There are so many great outcomes for our students when we employ design thinking in classrooms. This graphic helps spell it out a bit. Every teacher wants their students to become more empathetic, to make more and better connections between ideas and to become problem solvers. Helping to shape the next generation is why we got in this business and these are traits they will need.
As an introduction to design thinking, here are the five steps that I encourage teachers to use:
- Empathize – design thinking is an approach based in the understanding the that your design should solve a problem for others. In order to do that, the designer must understand those they are trying to design for…what is important to them? Why do they have a need?
- Define the problem – It’s hard to come up with a solution to a problem if you don’t have all of the pertinent details. This step may require additional research before you can stet the problem accurately.
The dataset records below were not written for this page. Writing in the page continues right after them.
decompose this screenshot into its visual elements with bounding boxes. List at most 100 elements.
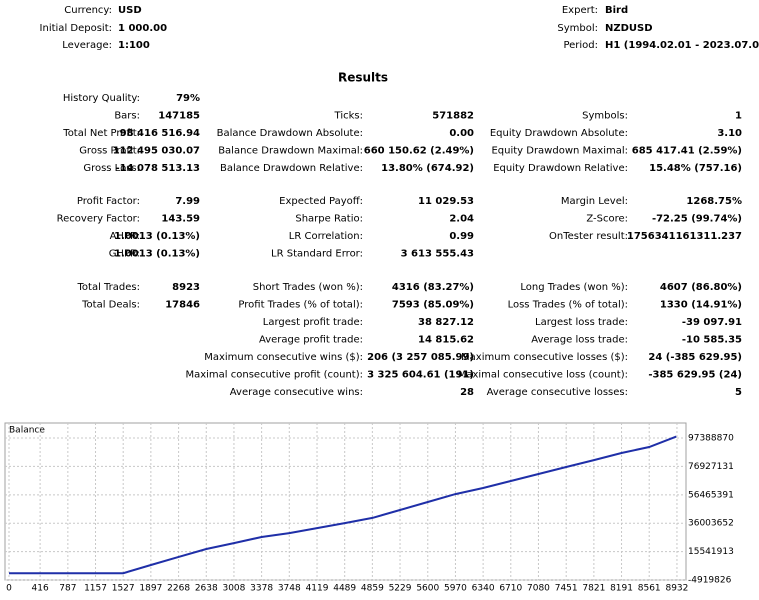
stat-label: Total Trades: bbox=[77, 282, 141, 293]
stat-value: -10 585.35 bbox=[682, 335, 742, 346]
stat-label: Loss Trades (% of total): bbox=[508, 300, 628, 311]
stat-label: Largest profit trade: bbox=[263, 317, 363, 328]
stat-value: 28 bbox=[460, 387, 474, 398]
stat-label: Maximal consecutive profit (count): bbox=[185, 370, 363, 381]
x-tick-label: 5600 bbox=[416, 584, 439, 594]
x-tick-label: 6710 bbox=[499, 584, 522, 594]
stat-value: -385 629.95 (24) bbox=[648, 370, 742, 381]
stat-value: 7.99 bbox=[175, 196, 200, 207]
stat-value: 1 bbox=[735, 111, 742, 122]
x-tick-label: 2638 bbox=[195, 584, 218, 594]
stat-value: 79% bbox=[176, 93, 200, 104]
stat-value: 15.48% (757.16) bbox=[649, 163, 742, 174]
header-label: Symbol: bbox=[557, 23, 598, 34]
y-tick-label: 97388870 bbox=[688, 434, 734, 444]
stat-label: Largest loss trade: bbox=[535, 317, 628, 328]
stat-value: 660 150.62 (2.49%) bbox=[364, 146, 474, 157]
x-tick-label: 2268 bbox=[167, 584, 190, 594]
y-tick-label: 56465391 bbox=[688, 490, 734, 500]
stat-label: Maximal consecutive loss (count): bbox=[458, 370, 628, 381]
x-tick-label: 3748 bbox=[278, 584, 301, 594]
y-tick-label: 36003652 bbox=[688, 519, 734, 529]
header-label: Expert: bbox=[562, 5, 598, 16]
stat-value: 143.59 bbox=[161, 214, 200, 225]
x-tick-label: 0 bbox=[6, 584, 12, 594]
stat-value: 8923 bbox=[172, 282, 200, 293]
stat-label: Long Trades (won %): bbox=[520, 282, 628, 293]
x-tick-label: 8932 bbox=[665, 584, 688, 594]
x-tick-label: 7080 bbox=[527, 584, 550, 594]
x-tick-label: 4859 bbox=[361, 584, 384, 594]
stat-label: LR Standard Error: bbox=[271, 249, 363, 260]
stat-label: Balance Drawdown Relative: bbox=[220, 163, 363, 174]
stat-value: 38 827.12 bbox=[418, 317, 474, 328]
stat-label: Maximum consecutive losses ($): bbox=[461, 352, 628, 363]
stat-value: 1.0013 (0.13%) bbox=[114, 231, 200, 242]
stat-label: Average consecutive wins: bbox=[230, 387, 363, 398]
stat-value: 1268.75% bbox=[686, 196, 742, 207]
stat-value: 3.10 bbox=[717, 128, 742, 139]
stat-label: Profit Factor: bbox=[77, 196, 140, 207]
y-tick-label: -4919826 bbox=[688, 576, 732, 586]
stat-label: Profit Trades (% of total): bbox=[238, 300, 363, 311]
stat-label: Sharpe Ratio: bbox=[295, 214, 363, 225]
stat-value: 685 417.41 (2.59%) bbox=[632, 146, 742, 157]
x-tick-label: 5970 bbox=[444, 584, 467, 594]
header-value: 1 000.00 bbox=[118, 23, 167, 34]
stat-label: Total Deals: bbox=[81, 300, 140, 311]
stat-value: 3 325 604.61 (191) bbox=[367, 370, 474, 381]
stat-label: Balance Drawdown Absolute: bbox=[217, 128, 363, 139]
stat-label: Z-Score: bbox=[586, 214, 628, 225]
stat-value: 0.99 bbox=[449, 231, 474, 242]
x-tick-label: 7451 bbox=[555, 584, 578, 594]
stat-label: Average profit trade: bbox=[259, 335, 363, 346]
balance-line bbox=[9, 435, 677, 575]
stat-label: Average consecutive losses: bbox=[487, 387, 628, 398]
stat-label: Equity Drawdown Maximal: bbox=[491, 146, 628, 157]
y-tick-label: 76927131 bbox=[688, 462, 734, 472]
chart-frame bbox=[4, 422, 687, 581]
y-tick-label: 15541913 bbox=[688, 547, 734, 557]
x-tick-label: 3008 bbox=[222, 584, 245, 594]
stat-value: 112 495 030.07 bbox=[113, 146, 200, 157]
stat-value: 11 029.53 bbox=[418, 196, 474, 207]
stat-value: 1756341161311.237 bbox=[627, 231, 742, 242]
header-value: H1 (1994.02.01 - 2023.07.05) bbox=[605, 40, 759, 51]
stat-label: OnTester result: bbox=[549, 231, 628, 242]
stat-label: Recovery Factor: bbox=[57, 214, 140, 225]
stat-label: Expected Payoff: bbox=[279, 196, 363, 207]
stat-label: Ticks: bbox=[334, 111, 363, 122]
x-tick-label: 8561 bbox=[638, 584, 661, 594]
stat-label: AHPR: bbox=[110, 231, 140, 242]
stat-label: Maximum consecutive wins ($): bbox=[204, 352, 363, 363]
stat-value: 13.80% (674.92) bbox=[381, 163, 474, 174]
stat-value: 7593 (85.09%) bbox=[392, 300, 474, 311]
stat-label: Short Trades (won %): bbox=[253, 282, 363, 293]
stat-value: 14 815.62 bbox=[418, 335, 474, 346]
chart-title: Balance bbox=[9, 426, 45, 436]
stat-label: GHPR: bbox=[109, 249, 140, 260]
stat-label: Average loss trade: bbox=[531, 335, 628, 346]
stat-label: Margin Level: bbox=[561, 196, 628, 207]
stat-label: Balance Drawdown Maximal: bbox=[218, 146, 363, 157]
x-tick-label: 8191 bbox=[610, 584, 633, 594]
x-tick-label: 7821 bbox=[582, 584, 605, 594]
stat-value: 0.00 bbox=[449, 128, 474, 139]
stat-value: 206 (3 257 085.99) bbox=[367, 352, 474, 363]
header-label: Leverage: bbox=[62, 40, 112, 51]
stat-value: 4607 (86.80%) bbox=[660, 282, 742, 293]
stat-label: History Quality: bbox=[63, 93, 140, 104]
stat-value: 98 416 516.94 bbox=[120, 128, 200, 139]
results-title: Results bbox=[338, 71, 388, 85]
x-tick-label: 1527 bbox=[112, 584, 135, 594]
x-tick-label: 416 bbox=[32, 584, 49, 594]
x-tick-label: 4489 bbox=[333, 584, 356, 594]
x-tick-label: 787 bbox=[59, 584, 76, 594]
header-label: Initial Deposit: bbox=[40, 23, 112, 34]
stat-value: 5 bbox=[735, 387, 742, 398]
stat-label: Equity Drawdown Absolute: bbox=[490, 128, 628, 139]
x-tick-label: 5229 bbox=[389, 584, 412, 594]
stat-value: 24 (-385 629.95) bbox=[648, 352, 742, 363]
stat-value: 571882 bbox=[432, 111, 474, 122]
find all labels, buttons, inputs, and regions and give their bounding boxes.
- Ideate – Brainstorm possible solutions. This is where you can help your students learn about divergent thought processes and how to value those with “wild” ideas.
- Prototype – Build a model, create a sketch, role play. Here is where you might find a need to employ coding.
- Test – See if your prototype works and if it doesn’t modify it and try again.
Use the design thinking process to anchor your students use of Genius hour or your makerspace. This will give them real world opportunities to practice.